Bloke here! Crikey, i can feel everything emotion there in your words. I am looking for anything and everything via these posts in an attempt to stop what i know will be a horrible situation if me and my mrs (22 years of marriage) ultimately go down this path. Nobody else involved on either side (positive and confident of that) but huge caring responsibilities, bipolar on one family line, mrs is lost in the wilderness due to my inattention (which i now recognise and desparately wish to address via counselling; individual and joint). Someone please reassure me that the grass isn't always greener on the other side and that we shouldn't throw the towel into the ring until everything has been tried. Hell it needs a wake up call like this to bring a bloke out of the cave but why does everyone here seem to be reading and writing in hindsight after all hope is gone? My analogy being that it is a fine line between contentment and boredom with the former being good and the latter being bad. At least you guys Stateside appear to be able to effectively communicate your emotional state to your nearest and dearest a lot better than here in the UK?

Getting Rid Of The Bitterness So You Can Move On

Beautifully written and just what I wanted to hear. I have been trying to move in this direction but oddly some people want me to be angry. I could go there but I know it's just a dead end and I want to move on.
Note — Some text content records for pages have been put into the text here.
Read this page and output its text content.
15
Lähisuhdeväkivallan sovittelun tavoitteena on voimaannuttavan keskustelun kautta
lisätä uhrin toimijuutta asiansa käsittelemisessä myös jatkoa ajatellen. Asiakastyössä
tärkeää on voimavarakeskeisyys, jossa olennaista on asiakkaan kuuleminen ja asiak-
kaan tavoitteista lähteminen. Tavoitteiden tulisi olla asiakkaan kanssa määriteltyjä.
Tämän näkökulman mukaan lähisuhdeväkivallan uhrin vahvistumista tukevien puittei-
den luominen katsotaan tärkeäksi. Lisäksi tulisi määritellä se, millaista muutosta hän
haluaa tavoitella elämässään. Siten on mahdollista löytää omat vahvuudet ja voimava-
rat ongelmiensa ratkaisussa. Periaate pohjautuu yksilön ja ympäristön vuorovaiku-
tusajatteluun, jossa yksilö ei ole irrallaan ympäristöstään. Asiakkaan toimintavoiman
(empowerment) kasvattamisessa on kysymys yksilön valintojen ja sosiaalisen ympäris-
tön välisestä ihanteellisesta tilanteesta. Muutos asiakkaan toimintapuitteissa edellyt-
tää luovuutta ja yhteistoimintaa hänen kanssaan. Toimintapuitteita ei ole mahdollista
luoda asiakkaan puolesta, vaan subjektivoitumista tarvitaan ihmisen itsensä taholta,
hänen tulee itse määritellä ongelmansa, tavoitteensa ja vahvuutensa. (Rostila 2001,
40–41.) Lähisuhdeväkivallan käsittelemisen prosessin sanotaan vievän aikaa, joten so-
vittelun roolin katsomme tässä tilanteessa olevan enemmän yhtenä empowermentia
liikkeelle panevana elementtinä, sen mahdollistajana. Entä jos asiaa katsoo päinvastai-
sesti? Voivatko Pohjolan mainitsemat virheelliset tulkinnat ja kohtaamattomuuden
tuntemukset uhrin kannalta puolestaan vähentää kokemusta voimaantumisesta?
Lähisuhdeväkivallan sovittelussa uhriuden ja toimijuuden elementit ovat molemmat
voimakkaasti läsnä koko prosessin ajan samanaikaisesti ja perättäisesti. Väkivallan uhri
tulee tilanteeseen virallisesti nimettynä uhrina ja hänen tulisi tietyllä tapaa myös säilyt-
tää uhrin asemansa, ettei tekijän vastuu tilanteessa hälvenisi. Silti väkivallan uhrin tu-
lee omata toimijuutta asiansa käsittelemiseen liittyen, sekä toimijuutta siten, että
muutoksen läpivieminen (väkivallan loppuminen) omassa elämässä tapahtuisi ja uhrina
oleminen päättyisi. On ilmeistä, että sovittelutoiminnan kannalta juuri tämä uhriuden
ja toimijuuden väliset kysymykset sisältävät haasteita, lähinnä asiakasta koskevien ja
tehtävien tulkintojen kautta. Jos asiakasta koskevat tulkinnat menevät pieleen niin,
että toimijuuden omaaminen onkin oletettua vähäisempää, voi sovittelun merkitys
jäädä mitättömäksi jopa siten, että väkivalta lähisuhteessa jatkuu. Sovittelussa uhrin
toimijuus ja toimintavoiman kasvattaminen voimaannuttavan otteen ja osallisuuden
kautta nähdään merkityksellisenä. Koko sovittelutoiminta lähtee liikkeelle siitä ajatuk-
So stuck in the past. Caught

So stuck in the past. Caught my ex-husband in bed with my best friend, and co-worker, Dec. 17th, 2010. We had been married for 11 years, and I loved him so much. My daughters we also part of the mess as they heard me screaming hysterically at 3 in the morning. All he did was watch out the window as she left. The pain I felt? So much like the pain when I found out my 17 year old son jumped off a bridge 3 years earlier. He left on the 19th(moved in with his daughter)Dec. 26 brought me papers for a do it yourself divorce kit. Blind-sided!!!! Still experience anxiety every morning since and hard as I try to get on with my life, it's in my head. They married on Oct. 23rd 2011, which just happens to be my birthday, by Elvis, in Vegas. She was engaged to be married to her first husband again Jan.1, 2011. I can't get by the fact I had no clue and I was sure we'd be together forever. What did I do that was so bad? There's so much more I could say about her, and what Kevin(ex) and I had conquered as a couple. I just want my life back!

so stuck in the past

Lisa, U and I are in the spot. I was with my ex for 19 yrs. I followed him to a bar and caught him. I confronted him and he told me he did not know what he wanted. After that I took him back and we made it thru the holidays and on Feb 22, 2012, he moved out. The day after our sons 11th birthday. It was devastating to me and our boys. One is 19 and the youngest is 11. I ended up moving out of our home and moved back home where my family is. I am finding it easier to move on. I have to put myself in the mind set of all that he had done to our family. The worst was finding out that he was emailing men. That was the worst! That is how I keep myself from wanting him. I still miss him on occasion, but finding it easier to move on. I feel so bad for us women having to go thru with this. This situation that we never dreamed of or even wanted. Yet we are forced to go thru this and having to deal with our emotions and our children. Eventually you will realize how much better off you are with out him. I have realized that, but this Christmas was the hardest. Please contact me if you need to talk.

What kind of NEXT?

Do you distinguish between a NEXT who caused your divorce and a NEXT who is simply your former husband's next partner? Thanks.